Виртуоз был поражен. Этот провинциал, который казался игрушкой в его руках, забавной и безопасной, обнаружил дар прозрения. Разгадал его, Виртуоза. Проник в заповедную сердцевину души, где, невидимое миру, скрывалось его нежное обожание матери, неисчезающая тоска, невозможность увидеть ее. Он испытывал непреходящую боль, которую прятал среди встреч и интриг, государственных забот и радений. Эти заботы и радения, неутомимая изобретательность и страсть маскировали невысказанную любовь к матери, неутоленную сыновнюю нежность, надежду на их чудесную встречу.
— Боже мой, вы так странно, так глубоко сказали. Никто не говорил мне такого, — Виртуоз устыдился своей неискренности и лукавства, своего мнимого превосходства над этим провинциалом, которого воспринимал как забавную послушную куклу и который вдруг обнаружил прозорливость ясновидца. Захотелось открыться ему, исповедоваться, как перед пастырем, чувствуя возвышенный мир, к которому тот был причастен, таинственную силу, которой тот обладал, одухотворяя этой силой жизнь, лишенную целостности и благодати.

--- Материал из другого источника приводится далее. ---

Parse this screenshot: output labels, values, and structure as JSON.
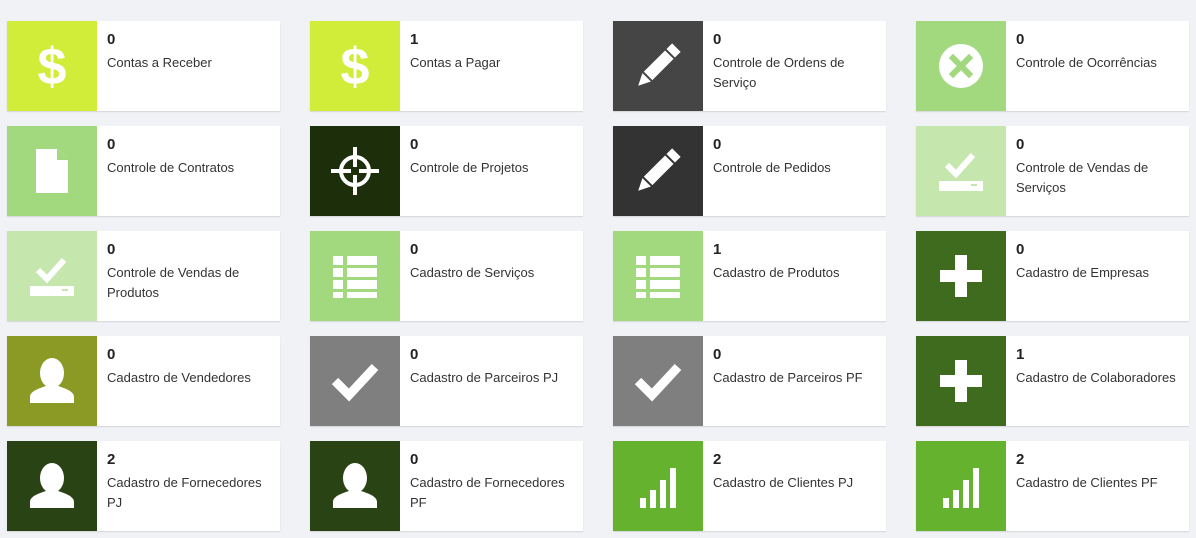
{
  "tiles": [
    {
      "count": "0",
      "label": "Contas a Receber",
      "color": "#d2ec3a",
      "icon": "dollar-icon"
    },
    {
      "count": "1",
      "label": "Contas a Pagar",
      "color": "#d2ec3a",
      "icon": "dollar-icon"
    },
    {
      "count": "0",
      "label": "Controle de Ordens de Serviço",
      "color": "#454545",
      "icon": "pencil-icon"
    },
    {
      "count": "0",
      "label": "Controle de Ocorrências",
      "color": "#a2d97f",
      "icon": "remove-circle-icon"
    },
    {
      "count": "0",
      "label": "Controle de Contratos",
      "color": "#a2d97f",
      "icon": "document-icon"
    },
    {
      "count": "0",
      "label": "Controle de Projetos",
      "color": "#1c2f0a",
      "icon": "crosshair-icon"
    },
    {
      "count": "0",
      "label": "Controle de Pedidos",
      "color": "#333333",
      "icon": "pencil-icon"
    },
    {
      "count": "0",
      "label": "Controle de Vendas de Serviços",
      "color": "#c5e6ac",
      "icon": "inbox-check-icon"
    },
    {
      "count": "0",
      "label": "Controle de Vendas de Produtos",
      "color": "#c5e6ac",
      "icon": "inbox-check-icon"
    },
    {
      "count": "0",
      "label": "Cadastro de Serviços",
      "color": "#a2d97f",
      "icon": "list-icon"
    },
    {
      "count": "1",
      "label": "Cadastro de Produtos",
      "color": "#a2d97f",
      "icon": "list-icon"
    },
    {
      "count": "0",
      "label": "Cadastro de Empresas",
      "color": "#3f6b1f",
      "icon": "plus-icon"
    },
    {
      "count": "0",
      "label": "Cadastro de Vendedores",
      "color": "#8a9a25",
      "icon": "user-icon"
    },
    {
      "count": "0",
      "label": "Cadastro de Parceiros PJ",
      "color": "#7f7f7f",
      "icon": "checkmark-icon"
    },
    {
      "count": "0",
      "label": "Cadastro de Parceiros PF",
      "color": "#7f7f7f",
      "icon": "checkmark-icon"
    },
    {
      "count": "1",
      "label": "Cadastro de Colaboradores",
      "color": "#3f6b1f",
      "icon": "plus-icon"
    },
    {
      "count": "2",
      "label": "Cadastro de Fornecedores PJ",
      "color": "#2a4315",
      "icon": "user-icon"
    },
    {
      "count": "0",
      "label": "Cadastro de Fornecedores PF",
      "color": "#2a4315",
      "icon": "user-icon"
    },
    {
      "count": "2",
      "label": "Cadastro de Clientes PJ",
      "color": "#64b22e",
      "icon": "signal-bars-icon"
    },
    {
      "count": "2",
      "label": "Cadastro de Clientes PF",
      "color": "#64b22e",
      "icon": "signal-bars-icon"
    }
  ]
}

— Как вы угадали мою печаль и мою безысходность? Есть такой человек, любимый и безвременно ушедший. Это мама. Если бы вы ее видели, вы могли бы меня понять до конца. Это идеальная, чудная женщина, быть может, святая. Она была красива, как те, что изображены на греческих камеях. Благородна, как русские аристократки, которым посвящали стихи Пушкин, Тютчев и Фет. Подвижница, как те учителя и врачи, что ехали учить и лечить в нищие деревни, кишлаки и аулы. Она была талантлива — замечательно рисовала, блестяще писала, знала историю, литературу, искусство. Всем, что есть во мне доброго и совестливого, я обязан ей. Она посвятила мне свои таланты, свои надежды. Пожертвовала ради меня своей красотой, своими успехами, своей судьбой. Я все время слышу ее голос, как она читает мне Карамзина, страницы о Петре и Петербурге. Вижу ее восхищенные глаза, когда она смотрит на чудную церковь в Дубровицах. Благодаря маме я чувствую мой род, сплетение крестьянских, купеческих и дворянских фамилий. Она научила меня этике русского служения, рассказывая о родне, в которой были герои Герман ской и Великой Отечественной, мученики сталинских лагерей и изгнанники эмиграции. Учила любить Россию со всеми ее бедами и сквернами, с ее мудростью и наивностью. Помню, как она читала стих Блока о России: «Какому хочешь чародею отдай разбойную красу». Или: «Не пропадешь, не сгинешь ты, и лишь за бота затуманит твои прекрасные черты». Вижу мамины «прекрасные черты». Она уходила тяжело, очень страдала. Боже мой, что я только не делал, чтобы ее удержать! Гонял самолеты в Германию и Америку за лучшими врачами и медикаментами. Выписывал целителей из Алтая и Тибета. Ставил свечи в монастырях и храмах. Я держал ее хрупкую руку, а она говорила: «Ты только не грусти, когда я умру. Я буду с тобой всегда. Буду сверху смотреть на тебя, молиться за тебя, посылать тебе мои тайные знаки». Она посылает мне знаки. На ее могиле вырастают чудесные цветы. Я их не сажал, сами вырастают. Это мамины послания, ее пречистые обо мне молитвы.